RAG in production: what actually breaks (and how to avoid it)
Building a demo RAG takes a day. Making it reliable on real business documents is another matter: chunking, retrieval, evaluation, guardrails — a full field report, from the insurance world.
A demo RAG comes together in a day: a vector store, a prompt, and it answers. A production RAG, with real business documents and real users, is another story. Here is what breaks first — seen from the field, on insurance data where errors are unforgiving.
1. Document chunking
90% of bad answers come from chunking. Blindly cutting a contract or a policy document into 500-token blocks destroys context: the coverage table ends up separated from its conditions. The solution: split along the document's real structure (headings, articles, tables), keep the metadata (source, section, date) and inject a context header into every chunk.

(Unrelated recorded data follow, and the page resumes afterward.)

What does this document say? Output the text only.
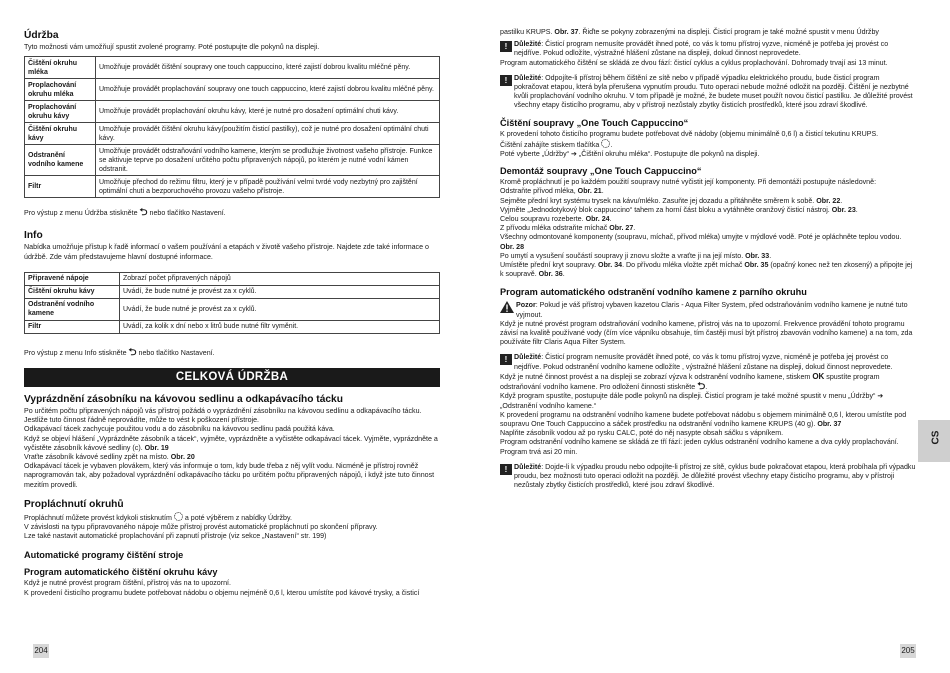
Údržba

Tyto možnosti vám umožňují spustit zvolené programy. Poté postupujte dle pokynů na displeji.

Čištění okruhu mléka	Umožňuje provádět čištění soupravy one touch cappuccino, které zajistí dobrou kvalitu mléčné pěny.
Proplachování okruhu mléka	Umožňuje provádět proplachování soupravy one touch cappuccino, které zajistí dobrou kvalitu mléčné pěny.
Proplachování okruhu kávy	Umožňuje provádět proplachování okruhu kávy, které je nutné pro dosažení optimální chuti kávy.
Čištění okruhu kávy	Umožňuje provádět čištění okruhu kávy(použitím čisticí pastilky), což je nutné pro dosažení optimální chuti kávy.
Odstranění vodního kamene	Umožňuje provádět odstraňování vodního kamene, kterým se prodlužuje životnost vašeho přístroje. Funkce se aktivuje teprve po dosažení určitého počtu připravených nápojů, po kterém je nutné vodní kámen odstranit.
Filtr	Umožňuje přechod do režimu filtru, který je v případě používání velmi tvrdé vody nezbytný pro zajištění optimální chuti a bezporuchového provozu vašeho přístroje.

Pro výstup z menu Údržba stiskněte ⮌ nebo tlačítko Nastavení.

Info

Nabídka umožňuje přístup k řadě informací o vašem používání a etapách v životě vašeho přístroje. Najdete zde také informace o údržbě. Zde vám představujeme hlavní dostupné informace.

Připravené nápoje	Zobrazí počet připravených nápojů
Čištění okruhu kávy	Uvádí, že bude nutné je provést za x cyklů.
Odstranění vodního kamene	Uvádí, že bude nutné je provést za x cyklů.
Filtr	Uvádí, za kolik x dní nebo x litrů bude nutné filtr vyměnit.

Pro výstup z menu Info stiskněte ⮌ nebo tlačítko Nastavení.

CELKOVÁ ÚDRŽBA
Vyprázdnění zásobníku na kávovou sedlinu a odkapávacího tácku

Po určitém počtu připravených nápojů vás přístroj požádá o vyprázdnění zásobníku na kávovou sedlinu a odkapávacího tácku. Jestliže tuto činnost řádně neprovádíte, může to vést k poškození přístroje.

Odkapávací tácek zachycuje použitou vodu a do zásobníku na kávovou sedlinu padá použitá káva.

Když se objeví hlášení „Vyprázdněte zásobník a tácek“, vyjměte, vyprázdněte a vyčistěte odkapávací tácek. Vyjměte, vyprázdněte a vyčistěte zásobník kávové sedliny (c). Obr. 19

Vraťte zásobník kávové sedliny zpět na místo. Obr. 20

Odkapávací tácek je vybaven plovákem, který vás informuje o tom, kdy bude třeba z něj vylít vodu. Nicméně je přístroj rovněž naprogramován tak, aby požadoval vyprázdnění odkapávacího tácku po určitém počtu připravených nápojů, i když jste tuto činnost mezitím provedli.

Propláchnutí okruhů

Propláchnutí můžete provést kdykoli stisknutím a poté výběrem z nabídky Údržby.

V závislosti na typu připravovaného nápoje může přístroj provést automatické propláchnutí po skončení přípravy.

Lze také nastavit automatické proplachování při zapnutí přístroje (viz sekce „Nastavení“ str. 199)

Automatické programy čištění stroje
Program automatického čištění okruhu kávy

Když je nutné provést program čištění, přístroj vás na to upozorní.

K provedení čisticího programu budete potřebovat nádobu o objemu nejméně 0,6 l, kterou umístíte pod kávové trysky, a čisticí

204

pastilku KRUPS. Obr. 37. Řiďte se pokyny zobrazenými na displeji. Čisticí program je také možné spustit v menu Údržby

! Důležité: Čisticí program nemusíte provádět ihned poté, co vás k tomu přístroj vyzve, nicméně je potřeba jej provést co nejdříve. Pokud odložíte, výstražné hlášení zůstane na displeji, dokud činnost neprovedete.

Program automatického čištění se skládá ze dvou fází: čisticí cyklus a cyklus proplachování. Dohromady trvají asi 13 minut.

! Důležité: Odpojíte-li přístroj během čištění ze sítě nebo v případě výpadku elektrického proudu, bude čisticí program pokračovat etapou, která byla přerušena vypnutím proudu. Tuto operaci nebude možné odložit na později. Čištění je nezbytné kvůli proplachování vodního okruhu. V tom případě je možné, že budete muset použít novou čisticí pastilku. Je důležité provést všechny etapy čisticího programu, aby v přístroji nezůstaly zbytky čisticích prostředků, které jsou zdraví škodlivé.

Čištění soupravy „One Touch Cappuccino“

K provedení tohoto čisticího programu budete potřebovat dvě nádoby (objemu minimálně 0,6 l) a čisticí tekutinu KRUPS.

Čištění zahájíte stiskem tlačítka .

Poté vyberte „Údržby“ ➔ „Čištění okruhu mléka“. Postupujte dle pokynů na displeji.

Demontáž soupravy „One Touch Cappuccino“

Kromě propláchnutí je po každém použití soupravy nutné vyčistit její komponenty. Při demontáži postupujte následovně:

Odstraňte přívod mléka, Obr. 21.

Sejměte přední kryt systému trysek na kávu/mléko. Zasuňte jej dozadu a přitáhněte směrem k sobě. Obr. 22.

Vyjměte „Jednodotykový blok cappuccino“ tahem za horní část bloku a vytáhněte oranžový čisticí nástroj. Obr. 23.

Celou soupravu rozeberte. Obr. 24.

Z přívodu mléka odstraňte míchač Obr. 27.

Všechny odmontované komponenty (soupravu, míchač, přívod mléka) umyjte v mýdlové vodě. Poté je opláchněte teplou vodou. Obr. 28

Po umytí a vysušení součástí soupravy ji znovu složte a vraťte ji na její místo. Obr. 33.

Umístěte přední kryt soupravy. Obr. 34. Do přívodu mléka vložte zpět míchač Obr. 35 (opačný konec než ten zkosený) a připojte jej k soupravě. Obr. 36.

Program automatického odstranění vodního kamene z parního okruhu

Pozor: Pokud je váš přístroj vybaven kazetou Claris - Aqua Filter System, před odstraňováním vodního kamene je nutné tuto vyjmout.

Když je nutné provést program odstraňování vodního kamene, přístroj vás na to upozorní. Frekvence provádění tohoto programu závisí na kvalitě používané vody (čím více vápníku obsahuje, tím častěji musí být přístroj zbavován vodního kamene) a na tom, zda používáte filtr Claris Aqua Filter System.

! Důležité: Čisticí program nemusíte provádět ihned poté, co vás k tomu přístroj vyzve, nicméně je potřeba jej provést co nejdříve. Pokud odstranění vodního kamene odložíte , výstražné hlášení zůstane na displeji, dokud činnost neprovedete.

Když je nutné činnost provést a na displeji se zobrazí výzva k odstranění vodního kamene, stiskem OK spustíte program odstraňování vodního kamene. Pro odložení činnosti stiskněte ⮌.

Když program spustíte, postupujte dále podle pokynů na displeji. Čisticí program je také možné spustit v menu „Údržby“ ➔ „Odstranění vodního kamene.“

K provedení programu na odstranění vodního kamene budete potřebovat nádobu s objemem minimálně 0,6 l, kterou umístíte pod soupravu One Touch Cappuccino a sáček prostředku na odstranění vodního kamene KRUPS (40 g). Obr. 37

Naplňte zásobník vodou až po rysku CALC, poté do něj nasypte obsah sáčku s vápníkem.

Program odstranění vodního kamene se skládá ze tří fází: jeden cyklus odstranění vodního kamene a dva cykly proplachování. Program trvá asi 20 min.

! Důležité: Dojde-li k výpadku proudu nebo odpojíte-li přístroj ze sítě, cyklus bude pokračovat etapou, která probíhala při výpadku proudu, bez možnosti tuto operaci odložit na později. Je důležité provést všechny etapy čisticího programu, aby v přístroji nezůstaly zbytky čisticích prostředků, které jsou zdraví škodlivé.

205
CS
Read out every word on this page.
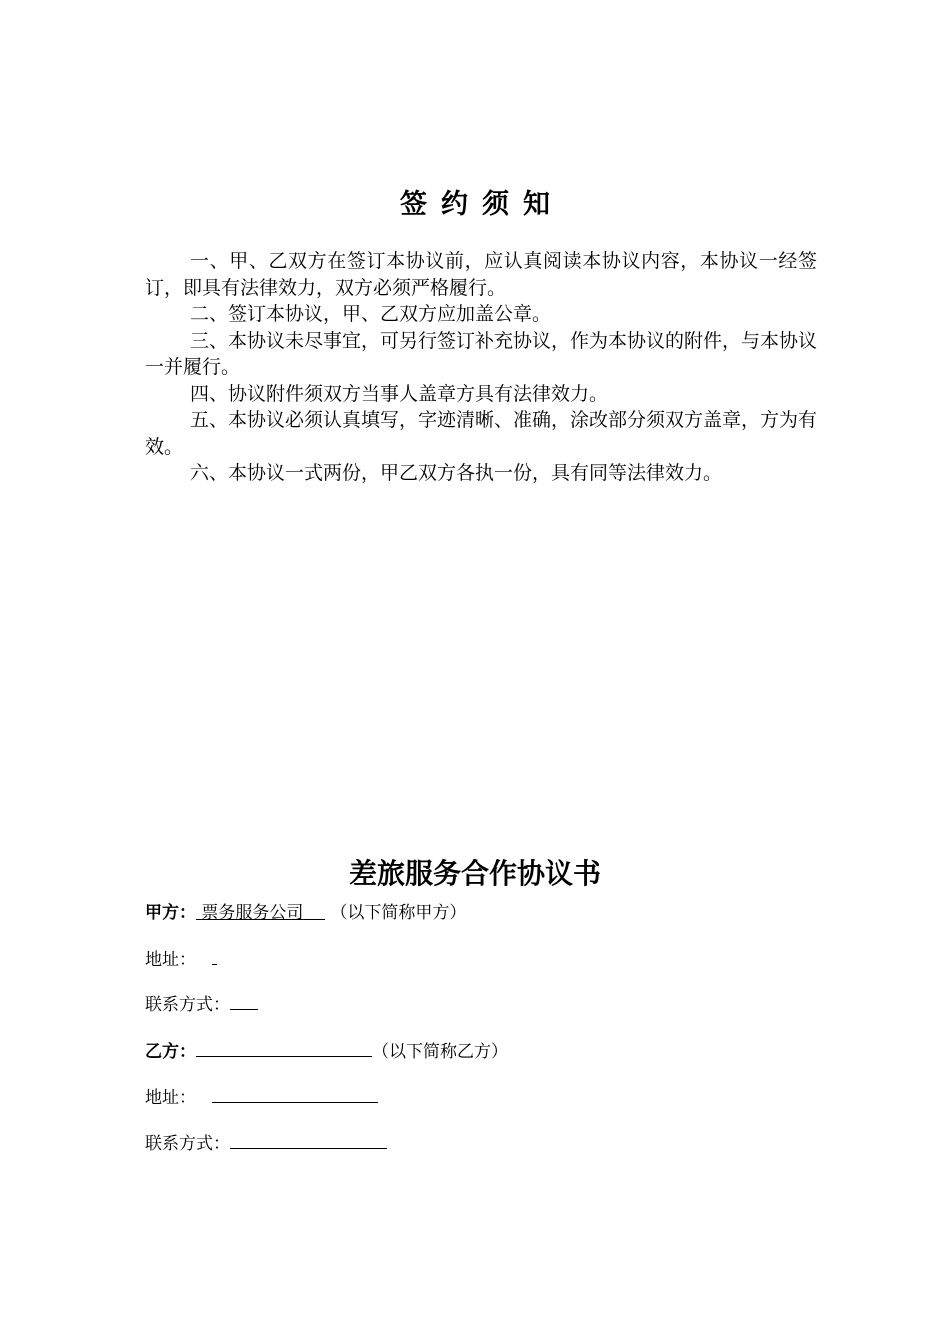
签约须知

一、甲、乙双方在签订本协议前，应认真阅读本协议内容，本协议一经签订，即具有法律效力，双方必须严格履行。

二、签订本协议，甲、乙双方应加盖公章。

三、本协议未尽事宜，可另行签订补充协议，作为本协议的附件，与本协议一并履行。

四、协议附件须双方当事人盖章方具有法律效力。

五、本协议必须认真填写，字迹清晰、准确，涂改部分须双方盖章，方为有效。

六、本协议一式两份，甲乙双方各执一份，具有同等法律效力。

差旅服务合作协议书
甲方： 票务服务公司 （以下简称甲方）
地址：
联系方式：
乙方：	（以下简称乙方）
地址：
联系方式：
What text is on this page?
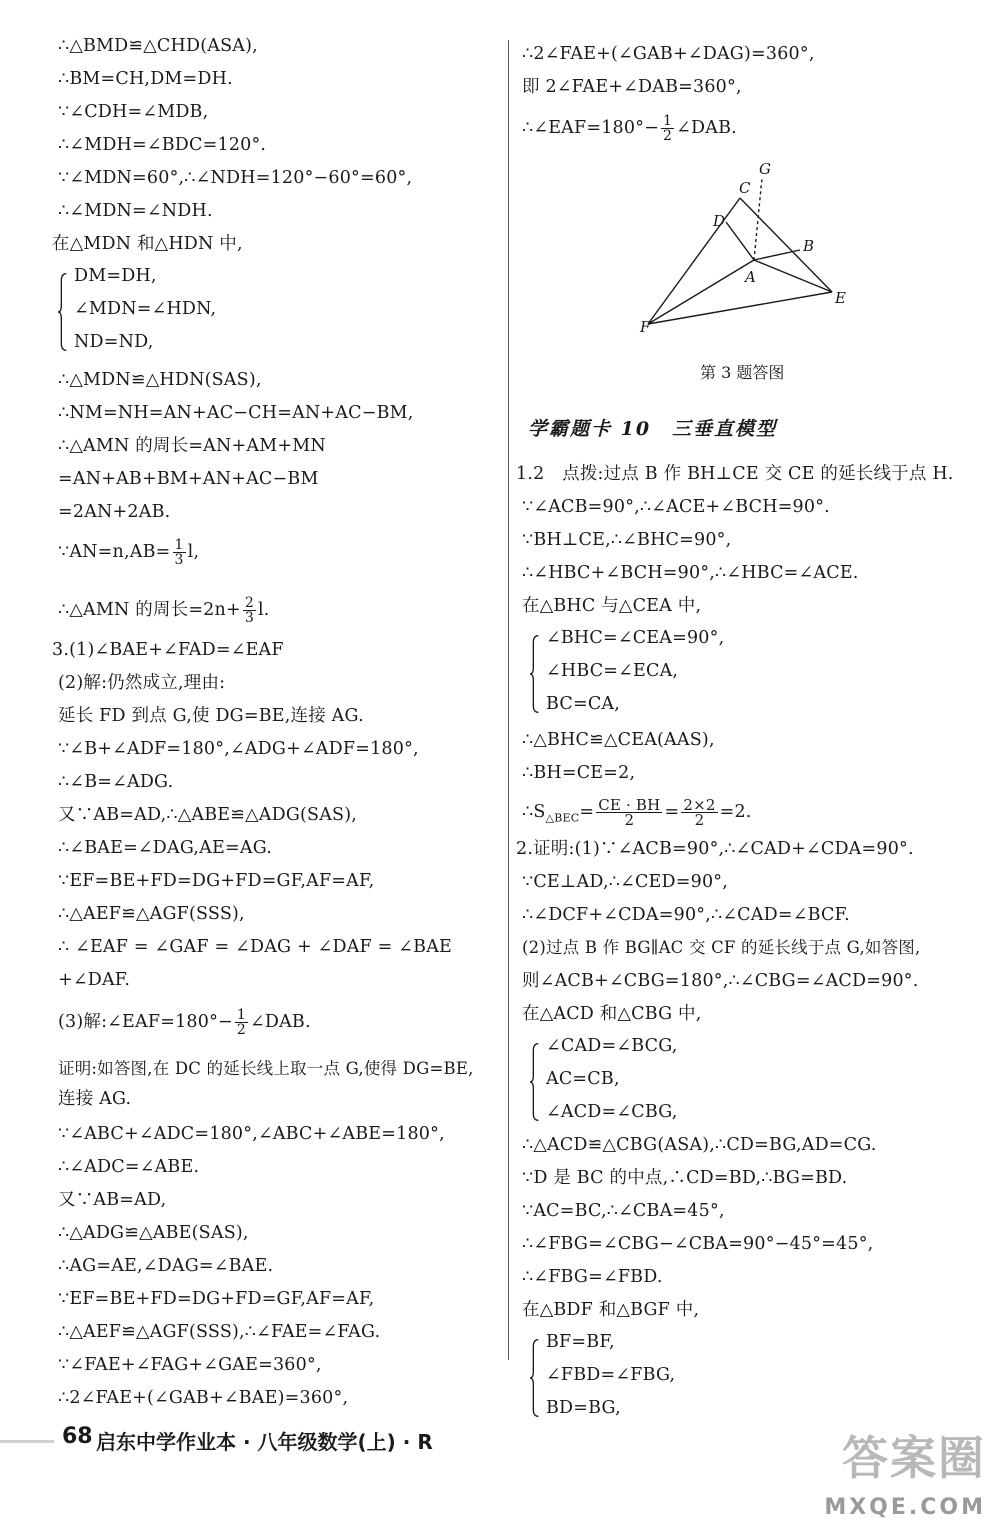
∴△BMD≌△CHD(ASA),
∴BM=CH,DM=DH.
∵∠CDH=∠MDB,
∴∠MDH=∠BDC=120°.
∵∠MDN=60°,∴∠NDH=120°−60°=60°,
∴∠MDN=∠NDH.
在△MDN 和△HDN 中,
DM=DH,
∠MDN=∠HDN,
ND=ND,
∴△MDN≌△HDN(SAS),
∴NM=NH=AN+AC−CH=AN+AC−BM,
∴△AMN 的周长=AN+AM+MN
=AN+AB+BM+AN+AC−BM
=2AN+2AB.
∵AN=n,AB= $\frac{1}{3} l$,
∴△AMN 的周长$=2n+ \frac{2}{3} l$.
3.(1)∠BAE+∠FAD=∠EAF
(2)解:仍然成立,理由:
延长 FD 到点 G,使 DG=BE,连接 AG.
∵∠B+∠ADF=180°,∠ADG+∠ADF=180°,
∴∠B=∠ADG.
又∵AB=AD,∴△ABE≌△ADG(SAS),
∴∠BAE=∠DAG,AE=AG.
∵EF=BE+FD=DG+FD=GF,AF=AF,
∴△AEF≌△AGF(SSS),
∴ ∠EAF = ∠GAF = ∠DAG + ∠DAF = ∠BAE
+∠DAF.
(3)解:∠EAF=180°− $\frac{1}{2}$ ∠DAB.
证明:如答图,在 DC 的延长线上取一点 G,使得 DG=BE,
连接 AG.
∵∠ABC+∠ADC=180°,∠ABC+∠ABE=180°,
∴∠ADC=∠ABE.
又∵AB=AD,
∴△ADG≌△ABE(SAS),
∴AG=AE,∠DAG=∠BAE.
∵EF=BE+FD=DG+FD=GF,AF=AF,
∴△AEF≌△AGF(SSS),∴∠FAE=∠FAG.
∵∠FAE+∠FAG+∠GAE=360°,
∴2∠FAE+(∠GAB+∠BAE)=360°,
∴2∠FAE+(∠GAB+∠DAG)=360°,
即 2∠FAE+∠DAB=360°,
∴∠EAF=180°− $\frac{1}{2}$ ∠DAB.
学霸题卡 10　三垂直模型
1.2　点拨:过点 B 作 BH⊥CE 交 CE 的延长线于点 H.
∵∠ACB=90°,∴∠ACE+∠BCH=90°.
∵BH⊥CE,∴∠BHC=90°,
∴∠HBC+∠BCH=90°,∴∠HBC=∠ACE.
在△BHC 与△CEA 中,
∠BHC=∠CEA=90°,
∠HBC=∠ECA,
BC=CA,
∴△BHC≌△CEA(AAS),
∴BH=CE=2,
$\therefore S_{\triangle BEC}= \frac{CE \cdot BH}{2} = \frac{2\times 2}{2} =2$.
2.证明:(1)∵∠ACB=90°,∴∠CAD+∠CDA=90°.
∵CE⊥AD,∴∠CED=90°,
∴∠DCF+∠CDA=90°,∴∠CAD=∠BCF.
(2)过点 B 作 BG∥AC 交 CF 的延长线于点 G,如答图,
则∠ACB+∠CBG=180°,∴∠CBG=∠ACD=90°.
在△ACD 和△CBG 中,
∠CAD=∠BCG,
AC=CB,
∠ACD=∠CBG,
∴△ACD≌△CBG(ASA),∴CD=BG,AD=CG.
∵D 是 BC 的中点,∴CD=BD,∴BG=BD.
∵AC=BC,∴∠CBA=45°,
∴∠FBG=∠CBG−∠CBA=90°−45°=45°,
∴∠FBG=∠FBD.
在△BDF 和△BGF 中,
BF=BF,
∠FBD=∠FBG,
BD=BG,
G
C
D
B
A
E
F
第 3 题答图
68 启东中学作业本 · 八年级数学(上) · R	答案圈
MXQE.COM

2. Retrieval, not generation
When the answer is wrong, the reflex is to blame the model. In most cases the problem is upstream: the right passages aren't being surfaced. A reranker, hybrid search (vectors + keywords) and metadata filters change the game far more than a better prompt.
3. Evaluation, or nothing
Without an evaluation set, every "improvement" is a gamble. The minimum viable setup: 50 to 100 real questions with expected answers, replayed on every change (chunking, model, prompt). That's what lets you say "this version is better" with something other than intuition — and sleep at night after a production release.
4. Guardrails
In production, you must plan for refusal: if the retrieved sources are weak, the system should say "I don't know" and route to a human, rather than hallucinate a coverage that doesn't exist. Fallbacks, logging every answer with its sources, and regular review of refused cases: that's where reliability is won — not in the choice of model.